Oknum Satpam Nyambi Bandar Pil Sapi

MERAPI-AMIN KUNTARI
Gelar perkara kasus peredaran narkoba di Mapolres Kulonprogo.

PENGASIH (MERAPI) – Petugas Satres Narkoba Polres Kulonprogo berhasil mengamankan 11 pelaku penggunaan obat terlarang dalam rentang waktu dua bulan terakhir.

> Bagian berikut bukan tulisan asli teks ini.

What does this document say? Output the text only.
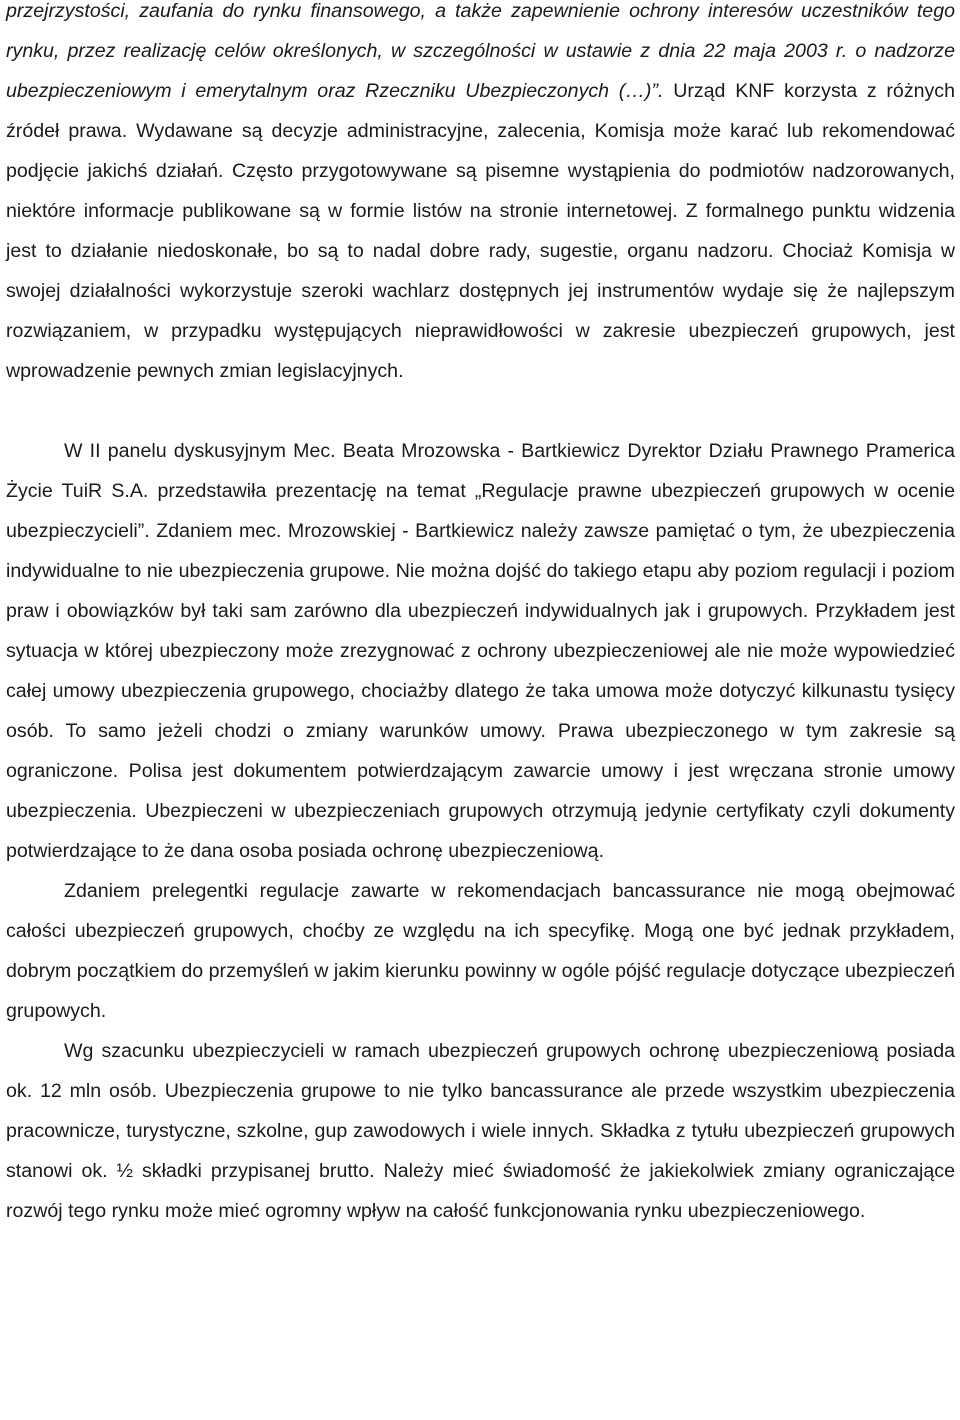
przejrzystości, zaufania do rynku finansowego, a także zapewnienie ochrony interesów uczestników tego rynku, przez realizację celów określonych, w szczególności w ustawie z dnia 22 maja 2003 r. o nadzorze ubezpieczeniowym i emerytalnym oraz Rzeczniku Ubezpieczonych (…)”. Urząd KNF korzysta z różnych źródeł prawa. Wydawane są decyzje administracyjne, zalecenia, Komisja może karać lub rekomendować podjęcie jakichś działań. Często przygotowywane są pisemne wystąpienia do podmiotów nadzorowanych, niektóre informacje publikowane są w formie listów na stronie internetowej. Z formalnego punktu widzenia jest to działanie niedoskonałe, bo są to nadal dobre rady, sugestie, organu nadzoru. Chociaż Komisja w swojej działalności wykorzystuje szeroki wachlarz dostępnych jej instrumentów wydaje się że najlepszym rozwiązaniem, w przypadku występujących nieprawidłowości w zakresie ubezpieczeń grupowych, jest wprowadzenie pewnych zmian legislacyjnych.

W II panelu dyskusyjnym Mec. Beata Mrozowska - Bartkiewicz Dyrektor Działu Prawnego Pramerica Życie TuiR S.A. przedstawiła prezentację na temat „Regulacje prawne ubezpieczeń grupowych w ocenie ubezpieczycieli”. Zdaniem mec. Mrozowskiej - Bartkiewicz należy zawsze pamiętać o tym, że ubezpieczenia indywidualne to nie ubezpieczenia grupowe. Nie można dojść do takiego etapu aby poziom regulacji i poziom praw i obowiązków był taki sam zarówno dla ubezpieczeń indywidualnych jak i grupowych. Przykładem jest sytuacja w której ubezpieczony może zrezygnować z ochrony ubezpieczeniowej ale nie może wypowiedzieć całej umowy ubezpieczenia grupowego, chociażby dlatego że taka umowa może dotyczyć kilkunastu tysięcy osób. To samo jeżeli chodzi o zmiany warunków umowy. Prawa ubezpieczonego w tym zakresie są ograniczone. Polisa jest dokumentem potwierdzającym zawarcie umowy i jest wręczana stronie umowy ubezpieczenia. Ubezpieczeni w ubezpieczeniach grupowych otrzymują jedynie certyfikaty czyli dokumenty potwierdzające to że dana osoba posiada ochronę ubezpieczeniową.

Zdaniem prelegentki regulacje zawarte w rekomendacjach bancassurance nie mogą obejmować całości ubezpieczeń grupowych, choćby ze względu na ich specyfikę. Mogą one być jednak przykładem, dobrym początkiem do przemyśleń w jakim kierunku powinny w ogóle pójść regulacje dotyczące ubezpieczeń grupowych.

Wg szacunku ubezpieczycieli w ramach ubezpieczeń grupowych ochronę ubezpieczeniową posiada ok. 12 mln osób. Ubezpieczenia grupowe to nie tylko bancassurance ale przede wszystkim ubezpieczenia pracownicze, turystyczne, szkolne, gup zawodowych i wiele innych. Składka z tytułu ubezpieczeń grupowych stanowi ok. ½ składki przypisanej brutto. Należy mieć świadomość że jakiekolwiek zmiany ograniczające rozwój tego rynku może mieć ogromny wpływ na całość funkcjonowania rynku ubezpieczeniowego.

Salah satunya yakni FB, seorang satpam warga Mlati Sleman, yang nekat menjadi bandar narkoba lantaran butuh uang untuk biaya istrinya melahirkan.

Kasat Res Narkoba Polres Kulonprogo, AKP Irwan menyampaikan, dalam pengungkapan 11 perkara itu pihaknya mengamankan 11 tersangka dengan barang bukti 1.359 pil sapi, sejumlah kendaraan, uang tunai dan peralatan komunikasi. Selain di wilayah hukum Polres Kulonprogo, pengungkapkan kasus juga dikembangkan ke Sleman dan Kota Yogya.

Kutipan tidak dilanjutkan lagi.